Imagine for a moment if your team rallied behind this unified vision of always leaving your codebase cleaner than when you opened it. How would that affect your approach? Would you think more about the changes you were about to make? I certainly did. I thought about how I felt about whomever had been here before me and had left this monolithic catastrophe. I also thought about the person who would spend some time here after me and who would have to clean up whatever mess I decided to leave behind. I thought twice, and I cleaned up. The Boy Scout Rule helps you think about the code you’re writing in terms of how it will affect the next person after you, and how it contributes to the system as a whole.

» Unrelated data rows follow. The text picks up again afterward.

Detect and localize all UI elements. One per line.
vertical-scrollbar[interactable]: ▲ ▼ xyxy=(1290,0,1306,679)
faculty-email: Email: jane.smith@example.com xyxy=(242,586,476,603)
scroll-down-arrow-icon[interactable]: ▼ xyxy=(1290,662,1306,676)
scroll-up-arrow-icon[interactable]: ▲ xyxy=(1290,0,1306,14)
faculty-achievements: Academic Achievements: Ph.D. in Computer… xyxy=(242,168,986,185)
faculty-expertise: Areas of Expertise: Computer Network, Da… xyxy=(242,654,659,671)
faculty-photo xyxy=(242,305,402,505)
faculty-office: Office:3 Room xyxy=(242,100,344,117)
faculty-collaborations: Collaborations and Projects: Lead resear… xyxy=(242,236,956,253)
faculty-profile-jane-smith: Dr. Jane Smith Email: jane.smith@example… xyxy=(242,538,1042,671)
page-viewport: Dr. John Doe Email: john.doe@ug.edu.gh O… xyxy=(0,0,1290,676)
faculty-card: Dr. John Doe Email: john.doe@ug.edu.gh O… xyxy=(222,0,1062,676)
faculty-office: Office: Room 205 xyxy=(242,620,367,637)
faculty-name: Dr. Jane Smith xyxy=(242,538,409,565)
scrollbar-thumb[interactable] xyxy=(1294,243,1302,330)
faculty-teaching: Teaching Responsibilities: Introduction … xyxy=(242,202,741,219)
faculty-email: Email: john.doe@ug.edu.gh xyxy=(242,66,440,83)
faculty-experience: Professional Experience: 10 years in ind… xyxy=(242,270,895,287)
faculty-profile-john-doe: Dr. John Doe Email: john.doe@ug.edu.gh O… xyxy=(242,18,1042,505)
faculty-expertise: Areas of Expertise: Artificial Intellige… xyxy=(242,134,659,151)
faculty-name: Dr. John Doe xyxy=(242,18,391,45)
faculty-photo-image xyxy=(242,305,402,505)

Most importantly, however, is that it encourages you to make small, incremental improvements. No improvement is too small. Extract an interface, pick up a bottle; introduce a factory, leave behind some firewood for the next troop. This approach to software makes the monumental task of refactoring a legacy system somehow possible. It makes the codebase everyone’s responsibility; if you spend time in it, you’re responsible for it. Someone may want to use the campground after you, so clean it up, ok? Every little bit helps.